The County Commissioners are adopting Zero Waste as a guiding principal for all county operations and for outreach and actions within the community. The County staff has been directed to develop a Zero Waste Plan for Boulder County that will address Boulder County "the organization," and Boulder County "the community and geographic area." Boulder County is committing to "promote, facilitate, and model Zero Waste in the community."
The Plan will be designed to achieve the initial goal of increasing waste diversion from the landfill for the Boulder County government and for the county as a whole to 50 percent or better by the year 2010. The ultimate goal of Boulder County's Zero Waste Plan is to design systems that eliminate the production of waste and achieve Zero Waste or "darn near" by 2025.
Boulder County has no landfills within its borders and all of the discarded materials from homes and businesses that aren't recovered are sent to landfills in Weld and Jefferson counties. Over the last year there has been a contentious battle over expanding the "trash mountain" in Erie, with neighbors voicing concern for the toxins emitted from the landfill and from the impact to their property values. In the end the landfill company won.

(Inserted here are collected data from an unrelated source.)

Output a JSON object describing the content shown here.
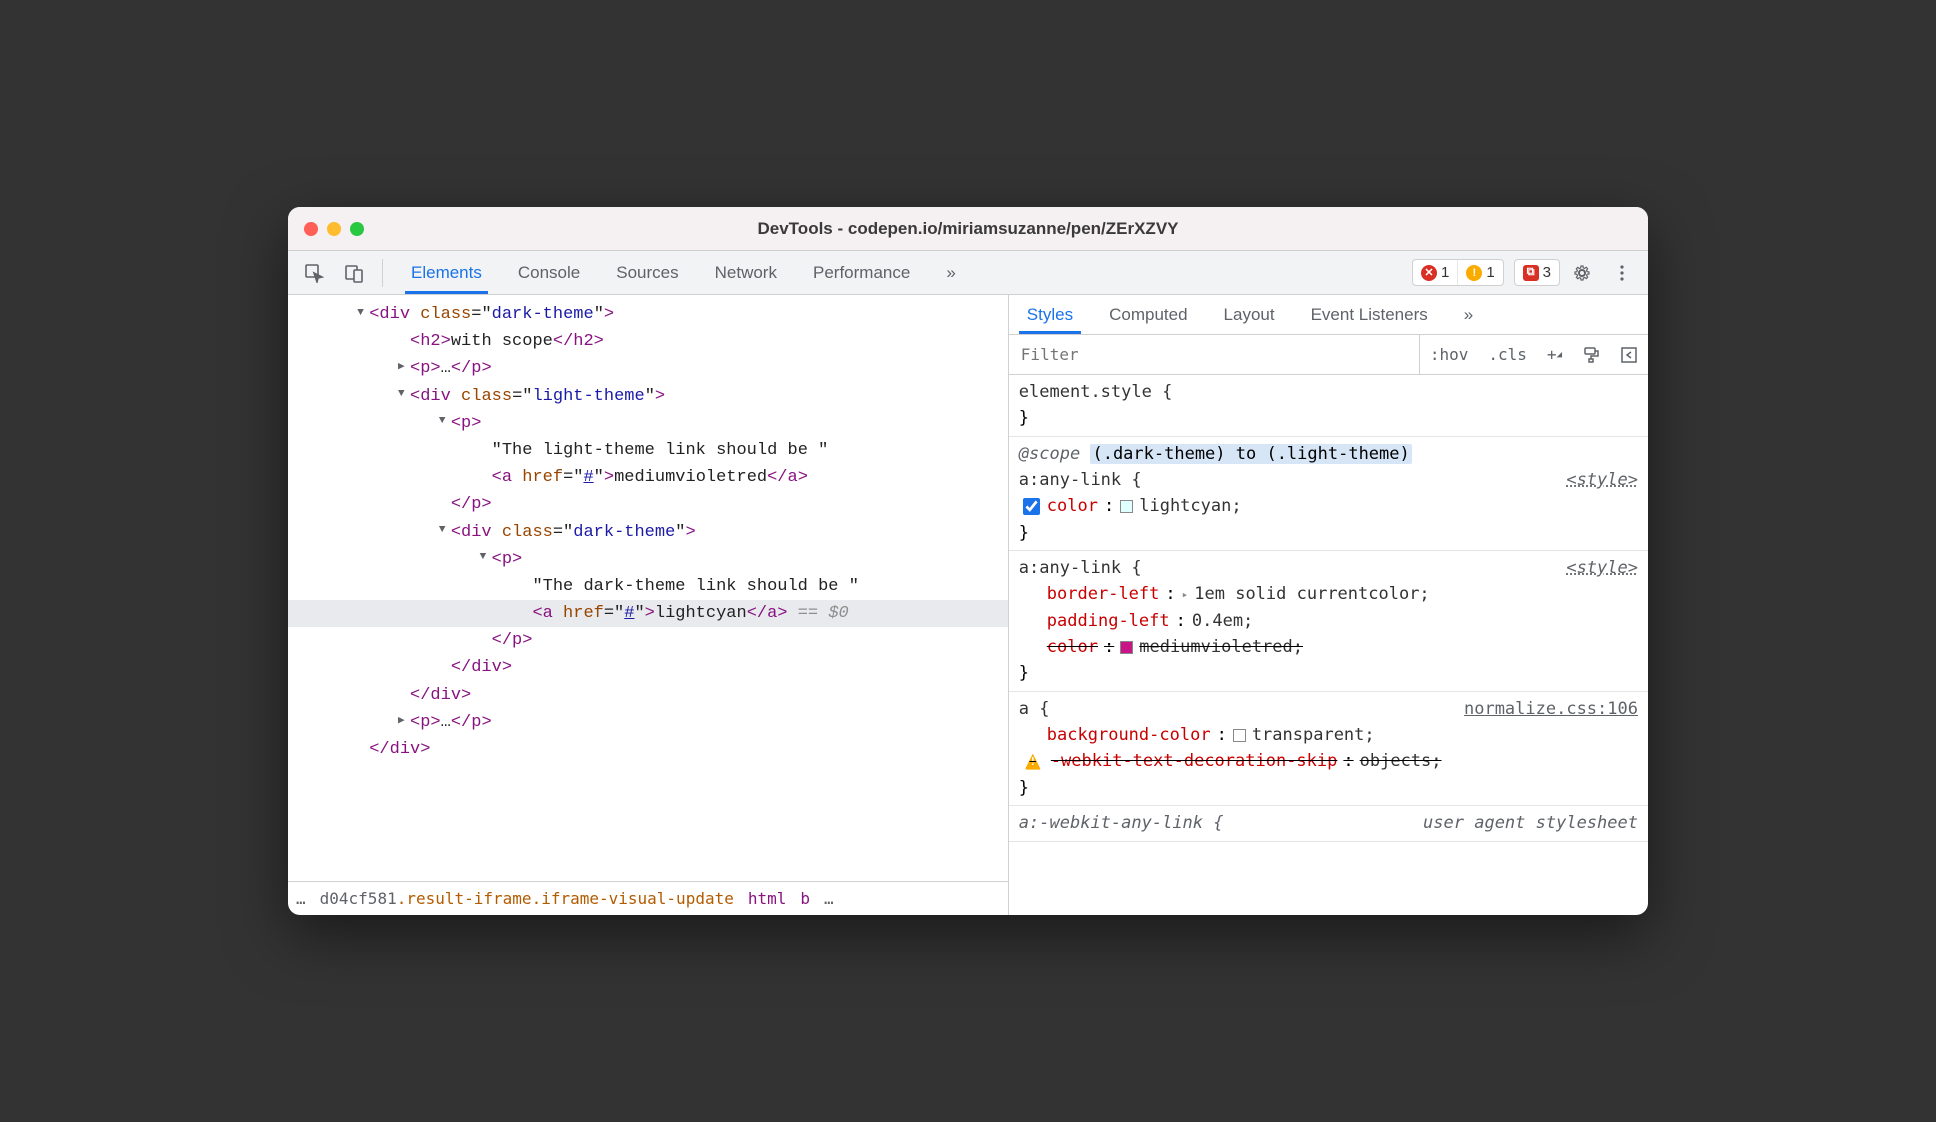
{
  "window": {
    "title": "DevTools - codepen.io/miriamsuzanne/pen/ZErXZVY"
  },
  "toolbar": {
    "tabs": [
      "Elements",
      "Console",
      "Sources",
      "Network",
      "Performance"
    ],
    "more": "»",
    "badges": {
      "errors": "1",
      "warnings": "1",
      "messages": "3"
    }
  },
  "dom": {
    "lines": [
      {
        "indent": 3,
        "tri": "▼",
        "html": "<span class='tag'>&lt;div</span> <span class='attr-name'>class</span>=\"<span class='attr-val'>dark-theme</span>\"<span class='tag'>&gt;</span>"
      },
      {
        "indent": 5,
        "tri": "",
        "html": "<span class='tag'>&lt;h2&gt;</span><span class='text-node'>with scope</span><span class='tag'>&lt;/h2&gt;</span>"
      },
      {
        "indent": 5,
        "tri": "▶",
        "html": "<span class='tag'>&lt;p&gt;</span><span class='ellipsis'>…</span><span class='tag'>&lt;/p&gt;</span>"
      },
      {
        "indent": 5,
        "tri": "▼",
        "html": "<span class='tag'>&lt;div</span> <span class='attr-name'>class</span>=\"<span class='attr-val'>light-theme</span>\"<span class='tag'>&gt;</span>"
      },
      {
        "indent": 7,
        "tri": "▼",
        "html": "<span class='tag'>&lt;p&gt;</span>"
      },
      {
        "indent": 9,
        "tri": "",
        "html": "<span class='text-node'>\"The light-theme link should be \"</span>"
      },
      {
        "indent": 9,
        "tri": "",
        "html": "<span class='tag'>&lt;a</span> <span class='attr-name'>href</span>=\"<span class='attr-val linked'>#</span>\"<span class='tag'>&gt;</span><span class='text-node'>mediumvioletred</span><span class='tag'>&lt;/a&gt;</span>"
      },
      {
        "indent": 7,
        "tri": "",
        "html": "<span class='tag'>&lt;/p&gt;</span>"
      },
      {
        "indent": 7,
        "tri": "▼",
        "html": "<span class='tag'>&lt;div</span> <span class='attr-name'>class</span>=\"<span class='attr-val'>dark-theme</span>\"<span class='tag'>&gt;</span>"
      },
      {
        "indent": 9,
        "tri": "▼",
        "html": "<span class='tag'>&lt;p&gt;</span>"
      },
      {
        "indent": 11,
        "tri": "",
        "html": "<span class='text-node'>\"The dark-theme link should be \"</span>"
      },
      {
        "indent": 11,
        "tri": "",
        "selected": true,
        "html": "<span class='tag'>&lt;a</span> <span class='attr-name'>href</span>=\"<span class='attr-val linked'>#</span>\"<span class='tag'>&gt;</span><span class='text-node'>lightcyan</span><span class='tag'>&lt;/a&gt;</span> <span class='selected-marker'>== $0</span>"
      },
      {
        "indent": 9,
        "tri": "",
        "html": "<span class='tag'>&lt;/p&gt;</span>"
      },
      {
        "indent": 7,
        "tri": "",
        "html": "<span class='tag'>&lt;/div&gt;</span>"
      },
      {
        "indent": 5,
        "tri": "",
        "html": "<span class='tag'>&lt;/div&gt;</span>"
      },
      {
        "indent": 5,
        "tri": "▶",
        "html": "<span class='tag'>&lt;p&gt;</span><span class='ellipsis'>…</span><span class='tag'>&lt;/p&gt;</span>"
      },
      {
        "indent": 3,
        "tri": "",
        "html": "<span class='tag'>&lt;/div&gt;</span>"
      }
    ]
  },
  "breadcrumb": {
    "prefix": "…",
    "part1": "d04cf581",
    "part2": ".result-iframe.iframe-visual-update",
    "part3": "html",
    "part4": "b",
    "suffix": "…"
  },
  "subtabs": {
    "items": [
      "Styles",
      "Computed",
      "Layout",
      "Event Listeners"
    ],
    "more": "»"
  },
  "filter": {
    "placeholder": "Filter",
    "hov": ":hov",
    "cls": ".cls",
    "plus": "+"
  },
  "styles": {
    "element_style": "element.style {",
    "brace_close": "}",
    "rule1": {
      "scope_prefix": "@scope",
      "scope_hl": "(.dark-theme) to (.light-theme)",
      "selector": "a:any-link {",
      "origin": "<style>",
      "prop_name": "color",
      "prop_val": "lightcyan;",
      "swatch": "#e0ffff"
    },
    "rule2": {
      "selector": "a:any-link {",
      "origin": "<style>",
      "p1_name": "border-left",
      "p1_val": "1em solid currentcolor;",
      "p2_name": "padding-left",
      "p2_val": "0.4em;",
      "p3_name": "color",
      "p3_val": "mediumvioletred;",
      "p3_swatch": "#c71585"
    },
    "rule3": {
      "selector": "a {",
      "origin": "normalize.css:106",
      "p1_name": "background-color",
      "p1_val": "transparent;",
      "p2_name": "-webkit-text-decoration-skip",
      "p2_val": "objects;"
    },
    "rule4": {
      "selector": "a:-webkit-any-link {",
      "origin": "user agent stylesheet"
    }
  }
}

Landfills are the number one source of human-made methane, the second most important greenhouse gas, as well as the source of "leachate," a toxic liquid that will eventually seep into the groundwater under every landfill ever built. The last landfill to operate in Boulder County, Marshall Landfill, was closed in 1992 and declared a Superfund site due to groundwater contamination of Broomfield's drinking water. Since closing, the City of Boulder and the landfill owner have spent over $14 million in groundwater and site clean-up activities.